Les ordinateurs sont désormais un élément essentiel de la boîte à outils des joueurs, même amateurs, mais les pros sont allés beaucoup plus loin, en utilisant des superordinateurs et des moteurs sophistiqués alimentés par l’IA.
Nepomniachtchi a été à l’avant-garde de l’exploitation de ces capacités. Avant le tournoi des candidats 2020-21, l’équipe de Nepomniachtchi a contacté les chercheurs de l’Institut de technologie Skolkovo de Moscou afin d’adapter un certain nombre de moteurs d’échecs existants pour un cluster de superordinateurs basé sur l’IA.
Les chercheurs ont accepté de l’aider et lui ont attribué le supercalculateur Zhores. Zhores a été conçu pour la recherche scientifique sur l’apprentissage automatique et l’intelligence artificielle, mais a été adapté pour permettre à Nepomniachtchi d’évaluer des dizaines de millions de positions d’échecs par seconde.
Après avoir remporté le tournoi des candidats 2021, le grand maître russe a crédité la machine de pointe pour avoir amélioré sa préparation dans la phase d’ouverture du jeu.
« Cela ne peut pas nuire à mes chances », a-t-il déclaré. « Et ce supercalculateur particulier, parce qu’il s’agit d’un énorme centre de données qui peut être utilisé pour la recherche scientifique, est, espérons-le, plus efficace que les autres. »
Bien sûr, les échecs de haut niveau étant férocement compétitifs, tous les meilleurs joueurs ont accès à quelque chose de similaire.
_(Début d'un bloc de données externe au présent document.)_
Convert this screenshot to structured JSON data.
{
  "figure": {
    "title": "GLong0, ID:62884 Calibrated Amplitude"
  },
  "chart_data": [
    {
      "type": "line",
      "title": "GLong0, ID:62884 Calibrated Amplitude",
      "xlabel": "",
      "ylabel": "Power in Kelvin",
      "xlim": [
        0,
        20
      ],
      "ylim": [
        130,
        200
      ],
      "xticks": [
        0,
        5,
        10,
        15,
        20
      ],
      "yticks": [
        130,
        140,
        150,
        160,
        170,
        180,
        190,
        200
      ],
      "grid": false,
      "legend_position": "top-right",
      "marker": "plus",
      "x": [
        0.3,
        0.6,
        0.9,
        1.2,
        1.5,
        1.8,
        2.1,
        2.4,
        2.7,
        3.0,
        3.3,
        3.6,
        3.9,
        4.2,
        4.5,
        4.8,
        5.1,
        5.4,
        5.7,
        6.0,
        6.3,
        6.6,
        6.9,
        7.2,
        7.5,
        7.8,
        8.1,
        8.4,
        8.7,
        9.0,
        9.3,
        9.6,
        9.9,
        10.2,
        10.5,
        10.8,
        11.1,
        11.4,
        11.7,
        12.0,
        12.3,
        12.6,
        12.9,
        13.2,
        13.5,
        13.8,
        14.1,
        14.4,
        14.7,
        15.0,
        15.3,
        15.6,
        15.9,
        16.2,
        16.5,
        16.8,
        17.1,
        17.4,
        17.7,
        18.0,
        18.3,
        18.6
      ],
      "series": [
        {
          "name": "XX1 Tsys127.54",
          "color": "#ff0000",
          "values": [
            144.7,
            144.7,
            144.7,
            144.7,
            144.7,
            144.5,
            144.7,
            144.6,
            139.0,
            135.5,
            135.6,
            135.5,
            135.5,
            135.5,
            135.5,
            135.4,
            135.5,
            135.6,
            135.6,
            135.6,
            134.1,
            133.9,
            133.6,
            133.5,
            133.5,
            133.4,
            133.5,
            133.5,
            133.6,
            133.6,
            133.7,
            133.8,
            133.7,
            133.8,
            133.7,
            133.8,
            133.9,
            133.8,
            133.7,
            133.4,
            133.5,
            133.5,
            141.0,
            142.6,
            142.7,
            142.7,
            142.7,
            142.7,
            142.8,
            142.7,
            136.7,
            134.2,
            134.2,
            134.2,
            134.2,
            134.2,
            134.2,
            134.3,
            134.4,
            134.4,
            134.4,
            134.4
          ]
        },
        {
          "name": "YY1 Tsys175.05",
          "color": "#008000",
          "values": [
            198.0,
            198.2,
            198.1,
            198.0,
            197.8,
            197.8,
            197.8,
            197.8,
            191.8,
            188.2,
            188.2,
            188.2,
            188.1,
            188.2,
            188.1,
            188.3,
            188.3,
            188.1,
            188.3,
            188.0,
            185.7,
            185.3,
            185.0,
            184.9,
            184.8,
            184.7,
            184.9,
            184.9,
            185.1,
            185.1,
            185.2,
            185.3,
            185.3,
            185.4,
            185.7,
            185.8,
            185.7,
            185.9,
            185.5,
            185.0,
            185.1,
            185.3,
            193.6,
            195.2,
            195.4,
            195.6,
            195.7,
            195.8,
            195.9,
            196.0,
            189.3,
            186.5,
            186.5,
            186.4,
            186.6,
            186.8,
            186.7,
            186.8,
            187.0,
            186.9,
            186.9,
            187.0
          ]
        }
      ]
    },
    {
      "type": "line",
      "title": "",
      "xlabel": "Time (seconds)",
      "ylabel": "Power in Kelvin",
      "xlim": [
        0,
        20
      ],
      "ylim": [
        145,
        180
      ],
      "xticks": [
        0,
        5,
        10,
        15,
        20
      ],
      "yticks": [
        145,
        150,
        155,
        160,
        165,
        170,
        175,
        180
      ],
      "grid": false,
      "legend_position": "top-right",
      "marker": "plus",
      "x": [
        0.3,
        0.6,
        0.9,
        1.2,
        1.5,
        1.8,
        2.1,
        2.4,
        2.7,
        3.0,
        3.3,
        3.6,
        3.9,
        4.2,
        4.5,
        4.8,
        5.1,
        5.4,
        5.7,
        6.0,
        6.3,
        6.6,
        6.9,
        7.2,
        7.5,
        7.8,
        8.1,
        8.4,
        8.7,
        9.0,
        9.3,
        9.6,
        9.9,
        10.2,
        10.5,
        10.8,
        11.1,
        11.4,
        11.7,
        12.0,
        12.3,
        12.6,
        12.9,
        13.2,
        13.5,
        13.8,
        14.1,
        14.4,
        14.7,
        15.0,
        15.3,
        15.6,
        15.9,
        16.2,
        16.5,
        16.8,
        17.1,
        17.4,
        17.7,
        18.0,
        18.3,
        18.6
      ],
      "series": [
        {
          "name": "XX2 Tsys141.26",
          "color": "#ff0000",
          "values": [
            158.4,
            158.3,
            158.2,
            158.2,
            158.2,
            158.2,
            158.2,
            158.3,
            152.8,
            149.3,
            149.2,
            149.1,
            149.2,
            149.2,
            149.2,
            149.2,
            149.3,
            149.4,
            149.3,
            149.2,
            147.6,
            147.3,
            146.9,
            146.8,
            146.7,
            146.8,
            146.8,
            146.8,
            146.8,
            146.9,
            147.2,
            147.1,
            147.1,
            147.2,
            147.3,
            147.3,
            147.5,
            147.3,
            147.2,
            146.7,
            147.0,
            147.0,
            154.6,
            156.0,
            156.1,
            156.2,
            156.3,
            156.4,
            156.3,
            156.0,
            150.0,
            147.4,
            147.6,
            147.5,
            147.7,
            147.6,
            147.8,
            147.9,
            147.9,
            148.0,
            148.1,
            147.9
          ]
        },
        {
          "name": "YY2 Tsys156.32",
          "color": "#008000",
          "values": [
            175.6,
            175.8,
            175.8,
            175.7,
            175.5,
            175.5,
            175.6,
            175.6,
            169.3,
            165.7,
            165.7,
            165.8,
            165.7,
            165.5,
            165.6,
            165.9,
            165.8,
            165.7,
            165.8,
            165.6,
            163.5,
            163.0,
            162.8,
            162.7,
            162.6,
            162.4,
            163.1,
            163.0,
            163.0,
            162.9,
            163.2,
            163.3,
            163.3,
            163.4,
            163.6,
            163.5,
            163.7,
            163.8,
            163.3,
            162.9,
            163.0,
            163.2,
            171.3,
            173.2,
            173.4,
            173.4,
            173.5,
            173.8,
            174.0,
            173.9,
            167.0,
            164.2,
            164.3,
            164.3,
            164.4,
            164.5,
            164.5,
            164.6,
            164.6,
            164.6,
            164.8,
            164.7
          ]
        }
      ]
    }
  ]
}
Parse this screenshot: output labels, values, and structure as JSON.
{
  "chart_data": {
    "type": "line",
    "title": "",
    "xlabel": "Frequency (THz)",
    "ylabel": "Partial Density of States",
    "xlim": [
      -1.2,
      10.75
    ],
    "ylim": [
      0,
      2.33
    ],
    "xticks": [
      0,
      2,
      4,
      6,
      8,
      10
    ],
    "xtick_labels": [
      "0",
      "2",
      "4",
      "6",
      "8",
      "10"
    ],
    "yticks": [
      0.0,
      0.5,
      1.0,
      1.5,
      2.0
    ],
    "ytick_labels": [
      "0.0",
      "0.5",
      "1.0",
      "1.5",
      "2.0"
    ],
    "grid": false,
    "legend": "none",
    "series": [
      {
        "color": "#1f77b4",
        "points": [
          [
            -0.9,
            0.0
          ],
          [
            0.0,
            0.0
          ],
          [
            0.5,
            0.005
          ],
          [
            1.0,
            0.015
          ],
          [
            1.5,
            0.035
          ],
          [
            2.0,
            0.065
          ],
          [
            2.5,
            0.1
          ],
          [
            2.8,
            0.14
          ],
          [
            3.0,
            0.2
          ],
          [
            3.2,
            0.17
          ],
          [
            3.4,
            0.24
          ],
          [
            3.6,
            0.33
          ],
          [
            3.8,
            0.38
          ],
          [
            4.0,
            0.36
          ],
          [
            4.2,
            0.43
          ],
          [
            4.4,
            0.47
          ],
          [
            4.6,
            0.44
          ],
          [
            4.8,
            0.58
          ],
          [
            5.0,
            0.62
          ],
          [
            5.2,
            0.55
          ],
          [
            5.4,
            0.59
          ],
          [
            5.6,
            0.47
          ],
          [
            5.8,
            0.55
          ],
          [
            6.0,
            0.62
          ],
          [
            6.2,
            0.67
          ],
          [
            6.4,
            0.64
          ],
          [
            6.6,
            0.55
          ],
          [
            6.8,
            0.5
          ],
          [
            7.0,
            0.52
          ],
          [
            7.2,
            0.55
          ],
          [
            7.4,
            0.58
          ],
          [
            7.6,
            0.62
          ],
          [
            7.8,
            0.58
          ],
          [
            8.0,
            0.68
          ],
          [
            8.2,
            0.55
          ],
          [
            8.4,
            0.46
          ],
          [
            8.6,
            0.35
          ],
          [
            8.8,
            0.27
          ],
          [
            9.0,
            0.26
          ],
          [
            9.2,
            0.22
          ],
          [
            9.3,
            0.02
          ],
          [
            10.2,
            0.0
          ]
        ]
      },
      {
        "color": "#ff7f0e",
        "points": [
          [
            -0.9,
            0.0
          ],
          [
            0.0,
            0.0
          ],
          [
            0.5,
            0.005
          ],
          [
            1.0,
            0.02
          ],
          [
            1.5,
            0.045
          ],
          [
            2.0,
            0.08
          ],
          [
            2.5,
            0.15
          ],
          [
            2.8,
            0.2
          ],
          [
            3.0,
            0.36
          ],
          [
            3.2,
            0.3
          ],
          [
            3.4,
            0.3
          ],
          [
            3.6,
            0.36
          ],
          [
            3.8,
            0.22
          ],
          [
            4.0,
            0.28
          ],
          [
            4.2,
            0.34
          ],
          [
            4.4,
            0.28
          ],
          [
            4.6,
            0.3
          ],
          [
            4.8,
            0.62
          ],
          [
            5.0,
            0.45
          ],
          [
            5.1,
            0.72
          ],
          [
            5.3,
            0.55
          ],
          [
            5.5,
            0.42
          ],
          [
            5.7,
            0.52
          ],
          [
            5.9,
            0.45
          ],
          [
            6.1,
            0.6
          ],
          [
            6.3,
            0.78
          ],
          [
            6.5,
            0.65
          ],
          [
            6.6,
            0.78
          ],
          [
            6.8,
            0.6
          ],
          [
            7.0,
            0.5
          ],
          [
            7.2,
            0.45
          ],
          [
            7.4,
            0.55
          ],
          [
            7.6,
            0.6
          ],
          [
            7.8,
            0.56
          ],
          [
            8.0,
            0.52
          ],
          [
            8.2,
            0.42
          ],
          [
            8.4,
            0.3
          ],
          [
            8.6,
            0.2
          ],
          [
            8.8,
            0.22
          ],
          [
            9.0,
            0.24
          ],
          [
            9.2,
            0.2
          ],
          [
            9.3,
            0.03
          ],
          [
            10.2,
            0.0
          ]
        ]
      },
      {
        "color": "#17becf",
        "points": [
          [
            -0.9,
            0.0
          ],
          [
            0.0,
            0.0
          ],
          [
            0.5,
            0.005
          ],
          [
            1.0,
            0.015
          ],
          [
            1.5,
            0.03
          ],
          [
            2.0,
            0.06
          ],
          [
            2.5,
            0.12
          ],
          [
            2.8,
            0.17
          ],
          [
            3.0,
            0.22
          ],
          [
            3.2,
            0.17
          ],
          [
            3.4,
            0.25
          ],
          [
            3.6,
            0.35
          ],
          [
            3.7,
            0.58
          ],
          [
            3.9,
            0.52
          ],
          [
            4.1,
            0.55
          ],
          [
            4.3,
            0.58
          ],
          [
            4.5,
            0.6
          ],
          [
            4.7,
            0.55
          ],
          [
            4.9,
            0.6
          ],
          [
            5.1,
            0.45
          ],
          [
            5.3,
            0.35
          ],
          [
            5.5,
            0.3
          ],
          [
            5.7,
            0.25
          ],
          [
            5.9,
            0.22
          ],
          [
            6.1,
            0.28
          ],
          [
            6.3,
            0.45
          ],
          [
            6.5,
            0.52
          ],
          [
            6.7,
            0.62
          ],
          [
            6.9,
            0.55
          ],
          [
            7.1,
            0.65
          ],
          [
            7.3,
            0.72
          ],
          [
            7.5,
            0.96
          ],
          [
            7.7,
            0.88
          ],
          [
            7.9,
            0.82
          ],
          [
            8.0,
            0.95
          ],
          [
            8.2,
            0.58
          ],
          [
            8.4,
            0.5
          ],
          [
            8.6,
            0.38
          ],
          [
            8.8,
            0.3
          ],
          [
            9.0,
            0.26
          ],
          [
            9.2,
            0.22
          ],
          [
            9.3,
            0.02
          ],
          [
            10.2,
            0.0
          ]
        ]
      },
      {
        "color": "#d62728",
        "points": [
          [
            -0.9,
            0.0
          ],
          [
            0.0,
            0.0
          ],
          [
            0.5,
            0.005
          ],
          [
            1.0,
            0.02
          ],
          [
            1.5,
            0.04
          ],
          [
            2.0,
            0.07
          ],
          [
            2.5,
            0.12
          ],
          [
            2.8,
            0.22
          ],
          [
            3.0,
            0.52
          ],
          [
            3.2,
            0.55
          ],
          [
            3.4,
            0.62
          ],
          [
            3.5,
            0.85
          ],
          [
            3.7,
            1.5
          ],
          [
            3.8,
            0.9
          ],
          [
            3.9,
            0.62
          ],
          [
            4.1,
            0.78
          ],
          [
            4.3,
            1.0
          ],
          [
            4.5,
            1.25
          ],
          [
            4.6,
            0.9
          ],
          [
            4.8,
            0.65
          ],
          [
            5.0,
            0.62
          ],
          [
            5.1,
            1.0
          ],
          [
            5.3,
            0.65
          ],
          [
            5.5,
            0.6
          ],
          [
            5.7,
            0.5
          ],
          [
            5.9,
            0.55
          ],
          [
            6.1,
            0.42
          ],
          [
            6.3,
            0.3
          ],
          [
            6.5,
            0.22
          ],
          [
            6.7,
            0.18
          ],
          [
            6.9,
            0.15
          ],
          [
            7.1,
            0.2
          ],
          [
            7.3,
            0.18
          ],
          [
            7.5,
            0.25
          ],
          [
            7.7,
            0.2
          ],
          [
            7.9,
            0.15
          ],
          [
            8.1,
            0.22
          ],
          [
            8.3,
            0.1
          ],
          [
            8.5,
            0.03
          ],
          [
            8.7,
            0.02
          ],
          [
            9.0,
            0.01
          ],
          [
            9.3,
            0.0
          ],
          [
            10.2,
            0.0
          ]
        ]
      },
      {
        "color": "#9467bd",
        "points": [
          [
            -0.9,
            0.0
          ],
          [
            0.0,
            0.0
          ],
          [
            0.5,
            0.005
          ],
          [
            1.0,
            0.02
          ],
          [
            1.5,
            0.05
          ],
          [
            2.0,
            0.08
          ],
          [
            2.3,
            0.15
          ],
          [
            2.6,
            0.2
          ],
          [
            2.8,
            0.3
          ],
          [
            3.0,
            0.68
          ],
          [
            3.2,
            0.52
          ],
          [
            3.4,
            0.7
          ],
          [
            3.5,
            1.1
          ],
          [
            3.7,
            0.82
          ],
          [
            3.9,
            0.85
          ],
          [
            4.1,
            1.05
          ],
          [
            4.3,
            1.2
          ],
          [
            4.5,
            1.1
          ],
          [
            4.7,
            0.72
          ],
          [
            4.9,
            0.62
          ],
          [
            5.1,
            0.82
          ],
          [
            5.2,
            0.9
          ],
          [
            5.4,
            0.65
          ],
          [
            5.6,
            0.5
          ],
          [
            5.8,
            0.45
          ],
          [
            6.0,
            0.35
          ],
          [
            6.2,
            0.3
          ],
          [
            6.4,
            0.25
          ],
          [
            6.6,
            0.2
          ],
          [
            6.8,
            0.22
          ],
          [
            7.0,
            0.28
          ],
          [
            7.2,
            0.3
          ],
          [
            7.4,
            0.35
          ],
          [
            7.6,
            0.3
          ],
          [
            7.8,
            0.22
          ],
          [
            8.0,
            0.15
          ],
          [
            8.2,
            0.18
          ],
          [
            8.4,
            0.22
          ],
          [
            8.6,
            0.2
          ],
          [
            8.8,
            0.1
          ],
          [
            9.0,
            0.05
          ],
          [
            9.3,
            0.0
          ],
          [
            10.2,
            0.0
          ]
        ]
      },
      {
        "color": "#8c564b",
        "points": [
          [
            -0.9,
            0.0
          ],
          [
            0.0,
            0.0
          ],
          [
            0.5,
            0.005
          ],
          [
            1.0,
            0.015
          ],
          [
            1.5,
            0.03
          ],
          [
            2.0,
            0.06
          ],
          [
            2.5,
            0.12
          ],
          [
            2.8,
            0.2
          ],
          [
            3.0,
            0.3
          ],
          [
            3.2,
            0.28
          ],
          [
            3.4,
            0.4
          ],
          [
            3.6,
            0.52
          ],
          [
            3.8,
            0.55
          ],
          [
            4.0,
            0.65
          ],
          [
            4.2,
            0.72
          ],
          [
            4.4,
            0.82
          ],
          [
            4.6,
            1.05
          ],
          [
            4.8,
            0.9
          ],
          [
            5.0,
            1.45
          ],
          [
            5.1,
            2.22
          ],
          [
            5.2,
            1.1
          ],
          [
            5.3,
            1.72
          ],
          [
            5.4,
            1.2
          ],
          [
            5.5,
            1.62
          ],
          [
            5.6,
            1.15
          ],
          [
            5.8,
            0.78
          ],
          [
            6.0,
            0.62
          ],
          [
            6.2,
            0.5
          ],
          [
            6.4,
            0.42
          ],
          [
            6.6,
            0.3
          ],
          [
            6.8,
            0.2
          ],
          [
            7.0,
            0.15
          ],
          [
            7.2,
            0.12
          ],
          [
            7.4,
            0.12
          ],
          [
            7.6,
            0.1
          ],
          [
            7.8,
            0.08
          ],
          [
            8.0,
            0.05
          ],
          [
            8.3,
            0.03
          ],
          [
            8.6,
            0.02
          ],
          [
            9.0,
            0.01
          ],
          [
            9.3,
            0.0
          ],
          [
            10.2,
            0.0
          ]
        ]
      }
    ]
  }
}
Cependant, avoir un ordinateur capable de calculer plus rapidement et potentiellement de voir plus profondément que les autres offre la possibilité de développer une sorte de surprise à l’ouverture. Étant donné la marge d’erreur extrêmement faible dans les jeux d’élite, qui se jouent sur le fil du rasoir, une nouveauté bien planifiée peut être utilisée avec un effet dévastateur.
« Vous êtes plus sûr que votre analyse est bonne lorsque vous voyez 500 millions de positions de nœuds que, disons, 100 millions », a déclaré Nepomniachtchi.
Alors, qui devrait gagner?
La majorité des commentateurs d’échecs considèrent que Nepomniachtchi et Ding sont assez bien assortis.
L’écrivain d’échecs du Financial Times, Leonard Barden, a qualifié le récent record de carrière de Nepomniachtchi de « légèrement plus convaincant » et s’attend à ce que le Russe gagne.
L’ancien champion du monde Garry Kasparov a qualifié les deux de « très bons joueurs » et a déclaré que choisir entre les deux était « un appel très, très serré » avant de conclure que « Nepo [Nepomniachtchi’s nickname] a un léger avantage bien que Ding soit plus stable que Nepo.
Les cotes des paris, selon le magazine Forbes, sont d’environ 50-50.